Il y a une idéalisation de la procédure vaccinale, comme si elle était facile. Mais elle est dans les faits très compliquée. Il faut donc arrêter ce discours de transfert sur le vaccin de résolution de l’épidémie. C’est une excellente nouvelle, c’est probablement un des majeurs facteurs d’espérance mais ce n’est pas la fin de l’épidémie.

On a vu par ailleurs que le virus mutait. Est-ce que cela signifie qu’il va falloir autant de vaccins que de souches du virus pour mettre définitivement fin à l’épidémie ?

Non, parce que c’est un virus jusqu’ici relativement stable. Ce n’est pas parce qu’il y a quelques modifications à la marge du génome du virus que le vaccin ne sera pas efficace.

Mais l’expérience des visons contaminés au Covid-19 au Danemark peut tout de même nous interroger. Lorsque les visons ont contracté le virus humain, ils ont fait muter le virus. Ils ont par la suite renvoyé à l’humain un virus un peu différent, et qui n’a pas été neutralisé par les anticorps des malades atteints par le Covid-19. Dans un cas pareil, le vaccin ne pourrait ne plus être efficace.

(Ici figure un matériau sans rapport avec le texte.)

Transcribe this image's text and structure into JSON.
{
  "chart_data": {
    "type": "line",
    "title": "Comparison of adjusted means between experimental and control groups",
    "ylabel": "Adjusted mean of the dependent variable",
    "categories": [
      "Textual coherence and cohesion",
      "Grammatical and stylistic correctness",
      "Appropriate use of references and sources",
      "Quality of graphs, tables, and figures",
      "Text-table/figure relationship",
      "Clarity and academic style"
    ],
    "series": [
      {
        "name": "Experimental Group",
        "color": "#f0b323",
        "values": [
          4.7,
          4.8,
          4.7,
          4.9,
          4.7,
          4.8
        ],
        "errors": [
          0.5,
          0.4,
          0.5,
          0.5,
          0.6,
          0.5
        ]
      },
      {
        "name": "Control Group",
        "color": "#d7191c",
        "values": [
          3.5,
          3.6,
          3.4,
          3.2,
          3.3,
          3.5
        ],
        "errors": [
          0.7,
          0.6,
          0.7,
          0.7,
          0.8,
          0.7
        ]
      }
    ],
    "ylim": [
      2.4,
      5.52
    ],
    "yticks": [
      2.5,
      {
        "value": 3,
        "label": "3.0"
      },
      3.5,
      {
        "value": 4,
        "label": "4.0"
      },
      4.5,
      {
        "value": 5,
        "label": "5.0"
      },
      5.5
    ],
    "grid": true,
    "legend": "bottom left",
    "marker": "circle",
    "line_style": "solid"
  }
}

Ce cas-là pourrait-il arriver ?

Mon hypothèse c’est qu’il y a un relais animal beaucoup plus important qu’on ne le croie. Si cela se vérifiait, à ce moment-là les animaux pourraient en effet nous renvoyer un virus qui aurait muté. Et si le virus mute, alors le vaccin ne marche plus. Tant que le virus ne mute pas, le vaccin pourra très bien fonctionner. Mais cela montre l’importance de maintenir de façon très vigoureuse les gestes-barrières pour éviter que le virus ne se développe et par conséquent ne mute éventuellement.

Cela montre aussi l’importance de surveiller les élevages pour revenir vraiment à une vie normale…

Quand on voit les élevages monstrueux d’animaux comme ceux en Chine où des millions d’animaux sensibles au coronavirus sont élevés dans des conditions épouvantables, oui, on peut dire que toutes les conditions sont réunies pour voir réapparaître et se multiplier des épidémies. Les élevages industriels sont la cause majeure voire l’unique cause de la recrudescence d’une épidémie. Le vaccin c’est très bien, mais ça ne résout qu’une partie du problème, pas son ensemble.

Quel enseignement tirez-vous de cette crise sanitaire ?

Il faut arrêter de faire des élevages industriels de millions d’animaux qui sont sensibles à ce coronavirus. Il faut en outre travailler sur la façon dont une espèce animale contamine une autre espèce animale, et comment une espèce animale contamine l’homme. Sur ces questions, les recherches sont beaucoup moins avancées que celles sur le vaccin… C’est une erreur stratégique considérable.

Donc quand bien même, dans le meilleur des mondes, on arriverait à mettre un terme à cette épidémie, tant qu’on n’aura pas réglé le problème des élevages, on verra ce scénario se reproduire. C’est de l’ordre de la certitude.